1) You would not be able to prepare 'Produce Flame' from your spellbook. This is because Produce Flame is not on the Wizard spell list, and you can only prepare spells in your Wizard slots that are. {For the future, if a spell/spell-like effect does not list what class it comes from, it defaults to, unless the spell is not on the list 1)Wizard/Sorcerer, 2) Cleric, 3) Druid, 4) Bard, 5) Paladin and then 6) Ranger. So the spell-like ability 'Produce Flames' would default to a Druid spell, as its not on the Wizard or Cleric list.)

2) You would still be able to make Scrolls of 'Produce Flame' using your spell-like ability. {though you would be limited to making one per day, as you would use up your 1 time use of that spell for the day when making it.}

3) And I believe your cleric would still be able to cast it from the scroll {assuming they are high enough level} without any difficulties. As eluded to in point 1, 'Produce Flame' is not on the cleric spell, but would be on fire Domain cleric spell list, because of the domain.

Also, {and I've made this mistake to} you have posted a question about PF1, in the PF2 playtest.
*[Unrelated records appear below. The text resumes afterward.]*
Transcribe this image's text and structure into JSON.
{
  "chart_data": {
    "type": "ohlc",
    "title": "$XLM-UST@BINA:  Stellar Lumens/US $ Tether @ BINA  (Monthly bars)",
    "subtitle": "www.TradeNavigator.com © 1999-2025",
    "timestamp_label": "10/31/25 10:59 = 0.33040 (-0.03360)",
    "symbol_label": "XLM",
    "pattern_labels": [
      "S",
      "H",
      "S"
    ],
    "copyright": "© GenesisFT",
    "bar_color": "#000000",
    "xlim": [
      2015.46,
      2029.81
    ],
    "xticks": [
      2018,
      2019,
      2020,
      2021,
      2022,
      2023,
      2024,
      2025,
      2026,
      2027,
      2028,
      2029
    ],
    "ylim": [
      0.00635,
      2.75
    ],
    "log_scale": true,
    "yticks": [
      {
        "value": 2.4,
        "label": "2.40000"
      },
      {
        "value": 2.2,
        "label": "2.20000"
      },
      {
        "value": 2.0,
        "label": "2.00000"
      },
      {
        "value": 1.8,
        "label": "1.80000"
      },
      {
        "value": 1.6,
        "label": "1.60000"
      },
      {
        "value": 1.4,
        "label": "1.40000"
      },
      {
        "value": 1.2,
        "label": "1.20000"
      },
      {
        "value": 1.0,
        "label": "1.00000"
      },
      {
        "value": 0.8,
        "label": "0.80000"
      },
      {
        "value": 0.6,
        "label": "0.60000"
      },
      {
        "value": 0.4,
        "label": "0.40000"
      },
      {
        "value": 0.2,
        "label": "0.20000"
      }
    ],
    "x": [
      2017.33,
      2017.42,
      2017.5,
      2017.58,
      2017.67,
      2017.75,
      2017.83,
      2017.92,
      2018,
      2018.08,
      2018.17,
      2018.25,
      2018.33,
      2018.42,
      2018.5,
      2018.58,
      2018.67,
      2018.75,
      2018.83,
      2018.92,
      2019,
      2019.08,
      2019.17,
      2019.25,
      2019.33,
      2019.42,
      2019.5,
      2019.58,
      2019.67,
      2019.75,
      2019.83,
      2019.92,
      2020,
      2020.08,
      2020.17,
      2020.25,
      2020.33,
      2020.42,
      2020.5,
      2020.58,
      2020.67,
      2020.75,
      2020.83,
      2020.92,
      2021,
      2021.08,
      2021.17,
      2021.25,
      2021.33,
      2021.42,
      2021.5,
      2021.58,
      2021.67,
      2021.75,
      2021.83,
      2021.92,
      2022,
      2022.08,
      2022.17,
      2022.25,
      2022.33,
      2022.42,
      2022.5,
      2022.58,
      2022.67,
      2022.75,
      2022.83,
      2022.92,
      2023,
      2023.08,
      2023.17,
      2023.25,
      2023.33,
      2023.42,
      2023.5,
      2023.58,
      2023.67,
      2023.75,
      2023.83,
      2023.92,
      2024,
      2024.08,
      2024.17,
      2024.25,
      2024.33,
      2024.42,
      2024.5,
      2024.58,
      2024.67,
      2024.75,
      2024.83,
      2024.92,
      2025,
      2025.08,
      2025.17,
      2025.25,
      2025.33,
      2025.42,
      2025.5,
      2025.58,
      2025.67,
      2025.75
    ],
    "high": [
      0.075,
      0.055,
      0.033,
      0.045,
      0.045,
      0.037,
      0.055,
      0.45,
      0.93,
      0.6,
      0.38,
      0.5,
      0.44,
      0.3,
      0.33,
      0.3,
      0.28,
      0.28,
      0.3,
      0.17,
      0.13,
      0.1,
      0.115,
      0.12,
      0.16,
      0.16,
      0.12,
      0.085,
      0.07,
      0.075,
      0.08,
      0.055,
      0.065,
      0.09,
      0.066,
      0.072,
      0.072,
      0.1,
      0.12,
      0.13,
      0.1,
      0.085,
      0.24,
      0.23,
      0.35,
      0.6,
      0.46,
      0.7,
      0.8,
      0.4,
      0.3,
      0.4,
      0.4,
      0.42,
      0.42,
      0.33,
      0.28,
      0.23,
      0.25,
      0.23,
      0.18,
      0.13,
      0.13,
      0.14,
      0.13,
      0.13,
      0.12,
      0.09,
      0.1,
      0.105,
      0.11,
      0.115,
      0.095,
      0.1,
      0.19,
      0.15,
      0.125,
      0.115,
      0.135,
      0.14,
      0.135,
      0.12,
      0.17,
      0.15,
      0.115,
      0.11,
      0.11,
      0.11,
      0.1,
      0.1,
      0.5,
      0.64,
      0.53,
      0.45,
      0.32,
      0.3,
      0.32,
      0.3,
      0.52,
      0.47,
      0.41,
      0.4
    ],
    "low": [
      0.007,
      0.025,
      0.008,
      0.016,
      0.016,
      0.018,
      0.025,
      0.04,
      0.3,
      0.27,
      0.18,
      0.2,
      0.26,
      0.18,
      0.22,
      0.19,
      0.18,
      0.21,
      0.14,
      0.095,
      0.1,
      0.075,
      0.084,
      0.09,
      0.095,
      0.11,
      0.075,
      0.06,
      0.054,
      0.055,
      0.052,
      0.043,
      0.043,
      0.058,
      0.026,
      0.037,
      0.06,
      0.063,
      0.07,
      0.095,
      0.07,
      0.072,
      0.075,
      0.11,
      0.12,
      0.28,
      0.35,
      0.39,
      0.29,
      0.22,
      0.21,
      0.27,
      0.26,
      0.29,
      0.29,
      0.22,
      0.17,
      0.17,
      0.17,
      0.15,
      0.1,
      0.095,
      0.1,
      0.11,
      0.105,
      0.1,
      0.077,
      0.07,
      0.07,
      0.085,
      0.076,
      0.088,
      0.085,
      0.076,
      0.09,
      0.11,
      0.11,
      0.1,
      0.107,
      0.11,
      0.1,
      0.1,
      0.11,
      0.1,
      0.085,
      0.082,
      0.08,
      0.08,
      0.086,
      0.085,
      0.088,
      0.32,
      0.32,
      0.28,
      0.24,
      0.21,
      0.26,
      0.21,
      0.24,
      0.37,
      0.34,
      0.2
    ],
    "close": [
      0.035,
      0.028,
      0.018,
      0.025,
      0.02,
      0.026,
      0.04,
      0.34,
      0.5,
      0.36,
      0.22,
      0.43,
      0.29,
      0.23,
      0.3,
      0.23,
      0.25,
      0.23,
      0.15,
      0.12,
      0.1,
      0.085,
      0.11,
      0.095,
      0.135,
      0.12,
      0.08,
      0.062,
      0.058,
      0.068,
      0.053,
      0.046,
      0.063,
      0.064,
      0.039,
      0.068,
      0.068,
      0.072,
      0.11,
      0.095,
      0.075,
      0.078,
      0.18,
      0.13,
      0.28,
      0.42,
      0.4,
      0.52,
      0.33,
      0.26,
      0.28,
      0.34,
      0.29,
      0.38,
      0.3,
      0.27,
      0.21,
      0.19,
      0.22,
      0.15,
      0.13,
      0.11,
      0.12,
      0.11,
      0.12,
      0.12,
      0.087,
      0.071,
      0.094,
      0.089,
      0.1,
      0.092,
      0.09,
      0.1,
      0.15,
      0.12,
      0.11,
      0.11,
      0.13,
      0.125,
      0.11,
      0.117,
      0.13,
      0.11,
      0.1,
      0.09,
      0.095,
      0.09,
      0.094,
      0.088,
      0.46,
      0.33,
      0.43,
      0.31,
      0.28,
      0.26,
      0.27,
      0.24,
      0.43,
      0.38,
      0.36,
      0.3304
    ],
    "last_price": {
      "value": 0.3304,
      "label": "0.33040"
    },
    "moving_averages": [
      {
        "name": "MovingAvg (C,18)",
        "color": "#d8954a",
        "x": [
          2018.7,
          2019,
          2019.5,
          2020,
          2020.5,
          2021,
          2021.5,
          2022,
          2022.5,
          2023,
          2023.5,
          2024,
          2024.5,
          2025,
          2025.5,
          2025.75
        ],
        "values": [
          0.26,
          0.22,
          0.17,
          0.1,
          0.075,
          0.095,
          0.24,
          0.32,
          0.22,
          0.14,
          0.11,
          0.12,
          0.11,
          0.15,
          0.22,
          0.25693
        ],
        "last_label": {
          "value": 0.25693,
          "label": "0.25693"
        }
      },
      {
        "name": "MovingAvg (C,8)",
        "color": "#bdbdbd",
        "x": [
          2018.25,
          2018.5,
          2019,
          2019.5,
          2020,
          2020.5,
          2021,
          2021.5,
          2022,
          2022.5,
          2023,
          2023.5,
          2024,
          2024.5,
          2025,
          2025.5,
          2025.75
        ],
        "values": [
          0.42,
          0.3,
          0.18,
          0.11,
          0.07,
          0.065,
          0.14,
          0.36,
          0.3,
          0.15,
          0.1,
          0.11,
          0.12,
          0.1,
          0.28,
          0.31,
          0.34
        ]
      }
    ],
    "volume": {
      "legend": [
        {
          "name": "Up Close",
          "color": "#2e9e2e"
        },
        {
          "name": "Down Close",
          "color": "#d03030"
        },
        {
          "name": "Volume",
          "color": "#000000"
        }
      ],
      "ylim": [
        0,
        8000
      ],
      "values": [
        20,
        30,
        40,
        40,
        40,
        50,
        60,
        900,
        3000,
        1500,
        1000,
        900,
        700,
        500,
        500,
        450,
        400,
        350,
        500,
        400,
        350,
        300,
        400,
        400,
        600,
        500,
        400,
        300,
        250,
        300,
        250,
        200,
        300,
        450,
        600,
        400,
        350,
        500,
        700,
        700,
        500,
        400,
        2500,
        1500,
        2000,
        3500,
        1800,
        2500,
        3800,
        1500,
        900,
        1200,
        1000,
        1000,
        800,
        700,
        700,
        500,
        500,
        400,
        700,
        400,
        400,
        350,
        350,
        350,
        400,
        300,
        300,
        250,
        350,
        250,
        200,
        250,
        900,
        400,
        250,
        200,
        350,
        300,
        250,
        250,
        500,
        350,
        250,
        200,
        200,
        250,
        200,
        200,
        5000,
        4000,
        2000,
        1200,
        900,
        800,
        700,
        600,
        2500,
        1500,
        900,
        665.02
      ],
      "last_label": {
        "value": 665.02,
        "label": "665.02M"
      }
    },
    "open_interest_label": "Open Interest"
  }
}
For my opinion, there not weak at lower levels. {for the most part, for me anyways, they hit just the right level of cost <3 actions and a spell slot> and impact <trading in an action to get two, another body on the field to take /get hit/flank/attack, and some variety to meet the situation, but not the ability to steal the show by themselves, as pointed out, there lower stats hold them back.}

Its actually the higher levels that I see some problems with there strength. {some of it is because saves start to become a bit more important, and some of it is because a lot more things have reactions against concentration.} The main kicker is the level 9 gap. Summon Monster is a spell that is dependant on the level its cast, with the power of these monsters based on it. As long as your casting it at your highest level slot, it should help against the foe you are facing, with a new list and updated power every two levels. However the difference between getting 9th spells and 10th spells {which not everyone gets, and you only get one slot for if you do} is four, {meaning those monsters, who are based off a level 17 character, will become very outdated by Level 19.) This is also true for the 10th level list, as it follows the same two level power upgrade as the pervious iterations, but both as the gap, and is using a very limited resource. (Sorry if this is a bit confusing}

What I oddly found was Illusory Creature became a better 'Summon' spell at higher levels. This was because, with the exception of damage and size, its power is dependant on the caster, not the level, and you could make it anything. This meant, even casted at lower levels, it could still do things, and because you could make it anything, you could easier take advantages of weakness. Now its does have its own weakness {disbelief with seek, destroyed on hit, ect} but that means it still made the creature use an action, and the reason why you cast it at a bit lower levels, where it breaking isn't as big of a deal. Plus, you can use both Summon Monster and Illusory Creature together {as long as you cast Summon Monster 1st.)